According to many agencies working on gender violence: about 35 percent of women experience some form of sexual assault during their lifetime; almost 40 percent of all murders of women are performed by their intimate partners; and 20 percent of teenage girls report a threat of violence by their partner during a breakup. On college campuses: 20-25 percent of women will be victims of rape or attempted rape. To far too many of the students on our college campus, gendered-based violence and sexual assault are not just jokes, but recent memories, present realities, and looming possibilities. That so many students, faculty and staff see such gags as harmless tells us that we are far too comfortable with sexual and gender-based violence.

Of course, many well-intentioned people may still see the merchandise as just a joke, and this does not make them “bad” people or “supportive” of sexual assault. Nonetheless, one of the risk factors that increases the likelihood of becoming either a perpetrator or a survivor of gendered-based violence or sexual assault is the presence of attitudes permissive of violence and objectification of women. It is in this sense that many object even to things that were obviously “jokes,” since they tend to normalize the behaviors in question. Research in psychology confirms that exposure to such images desensitizes individuals to the represented violence. It is not due to a lack of a sense of humor that someone finds the merchandise offensive, but a recognition that the laugh is not worth even a small contribution to a culture that accepts such violence.

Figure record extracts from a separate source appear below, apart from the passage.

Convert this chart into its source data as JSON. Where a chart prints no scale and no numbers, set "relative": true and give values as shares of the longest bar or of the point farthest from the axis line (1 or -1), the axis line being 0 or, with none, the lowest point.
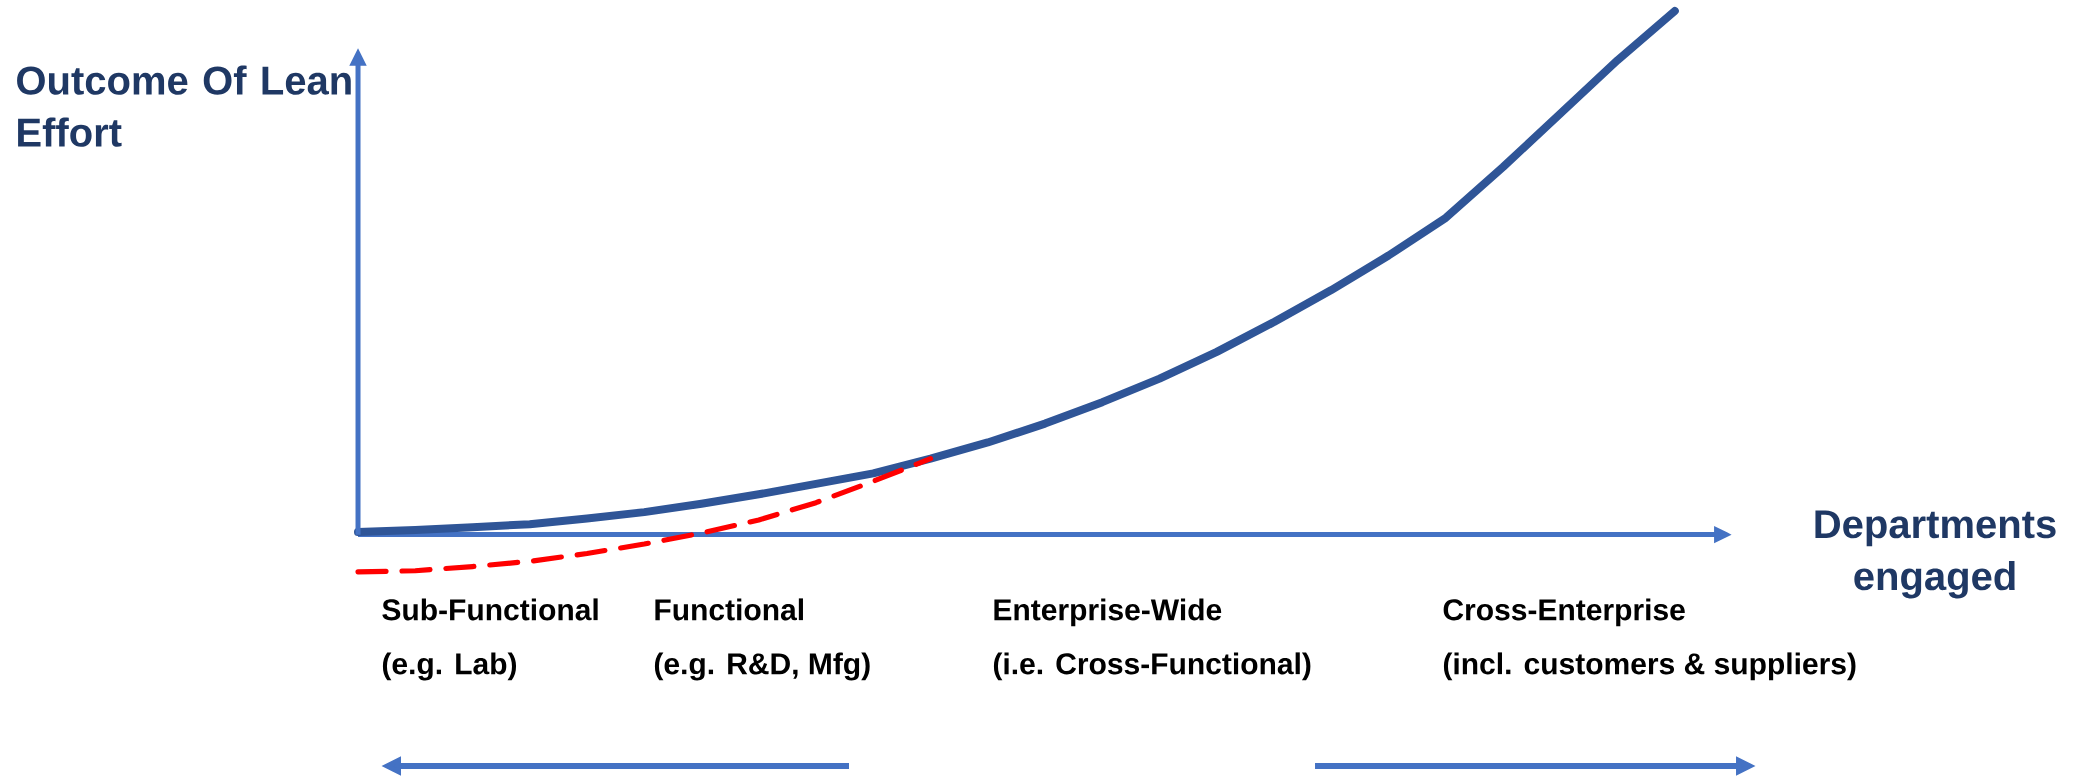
{
  "chart_data": {
    "type": "line",
    "relative": true,
    "ylabel": "Outcome Of Lean Effort",
    "xlabel": "Departments engaged",
    "ref_lines": [
      {
        "axis": "y",
        "value": 0,
        "color": "#4472c4"
      }
    ],
    "categories": [
      null,
      null,
      null,
      null,
      null,
      null,
      null,
      null,
      null,
      null,
      null,
      null,
      null,
      null,
      null,
      null,
      null,
      null,
      null,
      null,
      null,
      null,
      null,
      null,
      null
    ],
    "series": [
      {
        "color": "#2f5597",
        "values": [
          0.005,
          0.009,
          0.014,
          0.02,
          0.031,
          0.043,
          0.059,
          0.077,
          0.097,
          0.117,
          0.145,
          0.176,
          0.212,
          0.253,
          0.298,
          0.349,
          0.406,
          0.467,
          0.533,
          0.605,
          0.702,
          0.804,
          0.906,
          1.0,
          null
        ]
      },
      {
        "color": "#ff0000",
        "line_style": "dashed",
        "values": [
          -0.071,
          -0.069,
          -0.061,
          -0.051,
          -0.036,
          -0.018,
          0.003,
          0.028,
          0.061,
          0.102,
          0.145,
          null,
          null,
          null,
          null,
          null,
          null,
          null,
          null,
          null,
          null,
          null,
          null,
          null,
          null
        ]
      }
    ],
    "annotations": [
      "Sub-Functional",
      "(e.g. Lab)",
      "Functional",
      "(e.g. R&D, Mfg)",
      "Enterprise-Wide",
      "(i.e. Cross-Functional)",
      "Cross-Enterprise",
      "(incl. customers & suppliers)"
    ]
  }
}
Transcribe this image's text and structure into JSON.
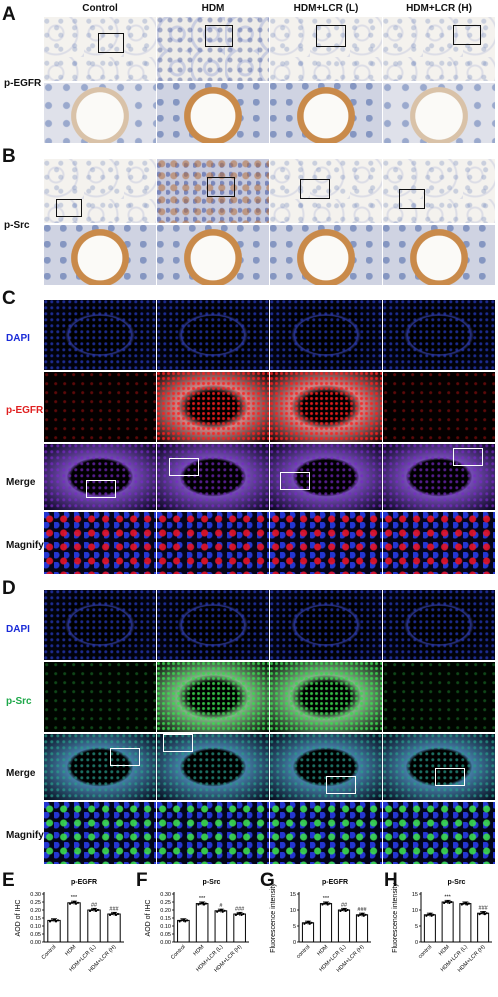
{
  "panels": {
    "A": "A",
    "B": "B",
    "C": "C",
    "D": "D",
    "E": "E",
    "F": "F",
    "G": "G",
    "H": "H"
  },
  "columns": [
    "Control",
    "HDM",
    "HDM+LCR (L)",
    "HDM+LCR (H)"
  ],
  "ihc_rows": {
    "A": "p-EGFR",
    "B": "p-Src"
  },
  "if_rows": {
    "C": [
      "DAPI",
      "p-EGFR",
      "Merge",
      "Magnify"
    ],
    "D": [
      "DAPI",
      "p-Src",
      "Merge",
      "Magnify"
    ]
  },
  "colors": {
    "dapi": "#1a2bd8",
    "egfr": "#e02020",
    "src": "#1ea84a"
  },
  "chart_data": [
    {
      "type": "bar",
      "panel": "E",
      "title": "p-EGFR",
      "ylabel": "AOD of IHC",
      "ylim": [
        0,
        0.3
      ],
      "yticks": [
        "0.00",
        "0.05",
        "0.10",
        "0.15",
        "0.20",
        "0.25",
        "0.30"
      ],
      "categories": [
        "Control",
        "HDM",
        "HDM+LCR (L)",
        "HDM+LCR (H)"
      ],
      "values": [
        0.135,
        0.245,
        0.2,
        0.175
      ],
      "sig": [
        "",
        "***",
        "##",
        "###"
      ]
    },
    {
      "type": "bar",
      "panel": "F",
      "title": "p-Src",
      "ylabel": "AOD of IHC",
      "ylim": [
        0,
        0.3
      ],
      "yticks": [
        "0.00",
        "0.05",
        "0.10",
        "0.15",
        "0.20",
        "0.25",
        "0.30"
      ],
      "categories": [
        "Control",
        "HDM",
        "HDM+LCR (L)",
        "HDM+LCR (H)"
      ],
      "values": [
        0.135,
        0.24,
        0.195,
        0.175
      ],
      "sig": [
        "",
        "***",
        "#",
        "###"
      ]
    },
    {
      "type": "bar",
      "panel": "G",
      "title": "p-EGFR",
      "ylabel": "Fluorescence intensity",
      "ylim": [
        0,
        15
      ],
      "yticks": [
        "0",
        "5",
        "10",
        "15"
      ],
      "categories": [
        "control",
        "HDM",
        "HDM+LCR (L)",
        "HDM+LCR (H)"
      ],
      "values": [
        6.0,
        12.0,
        10.0,
        8.5
      ],
      "sig": [
        "",
        "***",
        "##",
        "###"
      ]
    },
    {
      "type": "bar",
      "panel": "H",
      "title": "p-Src",
      "ylabel": "Fluorescence intensity",
      "ylim": [
        0,
        15
      ],
      "yticks": [
        "0",
        "5",
        "10",
        "15"
      ],
      "categories": [
        "control",
        "HDM",
        "HDM+LCR (L)",
        "HDM+LCR (H)"
      ],
      "values": [
        8.5,
        12.5,
        12.0,
        9.0
      ],
      "sig": [
        "",
        "***",
        "",
        "###"
      ]
    }
  ]
}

Moreover, to those who have experienced or are intimately connected to someone who has experienced such violence, the fact that it is presented as something funny brings an additional sting, and may even re-traumatize a person. By comparison, most of us would not wish to tell a joke about memory loss to our friend who is suffering during a parent’s struggle with Alzeheimer’s. It would be rude and insensitive to joke in this way in front of your friend. Further, seeing this gendered violence being represented as a kind of joke can add to the shaming and silencing of those who have been victimized. Why bring attention to the violation if one expects that others may see it as a kind of humorous phenomenon? Referring to the gag gift as “insensitive” highlights that the “joke” the merchandise makes is made in public (in our case also on a college campus committed to openness and inclusiveness) and in mixed company. It is not merely a matter of bad taste, or of individuals being offended… It is a matter of people being harmed and silenced.

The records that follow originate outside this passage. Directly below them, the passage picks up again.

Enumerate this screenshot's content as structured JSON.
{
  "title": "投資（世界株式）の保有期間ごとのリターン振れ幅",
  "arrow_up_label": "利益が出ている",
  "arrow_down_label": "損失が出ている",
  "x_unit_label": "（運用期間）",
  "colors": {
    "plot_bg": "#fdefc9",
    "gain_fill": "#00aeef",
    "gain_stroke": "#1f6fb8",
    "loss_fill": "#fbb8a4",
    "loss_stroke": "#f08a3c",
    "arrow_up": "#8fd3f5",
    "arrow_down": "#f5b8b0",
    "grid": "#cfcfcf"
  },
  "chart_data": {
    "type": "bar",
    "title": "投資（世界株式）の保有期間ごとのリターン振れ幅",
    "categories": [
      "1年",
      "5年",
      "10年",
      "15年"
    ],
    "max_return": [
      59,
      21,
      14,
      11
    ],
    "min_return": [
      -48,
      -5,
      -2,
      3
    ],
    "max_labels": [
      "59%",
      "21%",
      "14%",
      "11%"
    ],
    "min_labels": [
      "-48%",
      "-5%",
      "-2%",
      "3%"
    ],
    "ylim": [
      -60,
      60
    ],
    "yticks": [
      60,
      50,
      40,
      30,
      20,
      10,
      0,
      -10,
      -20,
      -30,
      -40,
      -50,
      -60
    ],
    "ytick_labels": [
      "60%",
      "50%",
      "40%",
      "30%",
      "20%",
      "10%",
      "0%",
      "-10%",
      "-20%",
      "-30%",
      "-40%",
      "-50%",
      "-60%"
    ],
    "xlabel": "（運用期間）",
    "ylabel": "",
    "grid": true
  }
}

As a body committed to issues of campus climate, the Faculty Senate appreciates the initiation by our students and faculty to raise this issue, and is grateful that the bookstore has promised greater vigilance around these issues. We also thank those faculty that have continued to address the issue in their classes, as President Weisenstein invited. We encourage all of us to continue to dialogue constructively about these issues so that we can strive to create a more welcoming, respectful, inclusive and informed learning community.

James Brenner is the Faculty Senate President. He can be reached at JBrenner@wcupa.edu.

2 thoughts on “Faculty senate issues statement on “Inflate-a-date” merchandise”
  1. How is me thinking these dolls are a joke suddenly translate to a “permissive” attitude towards violence and objectification? Representations and simulations of violence are not the same things as actual violence. And no study that I’m aware of has ever proven that these kinds of simulations cause actual violence. Violence in video games has never been linked to violence in real life, nor has objectification of women in porn been proven to cause objectification of women in real life.

    The dolls were not appropriate to sell at the book store and being offended by them is fair, but trying to objectively claim they DO anything is false. Trying to objectively claim that my acceptance of them DOES anything is false. No one on the opposite side of this argument can prove that there is direct cause and effect – cause being the dolls and effect being violence/objectification. And proof is what you’d need to have if you want to act like your opinion is an objective one. Otherwise, it’s just another opinion. This article isn’t news, it belongs in the op-ed section.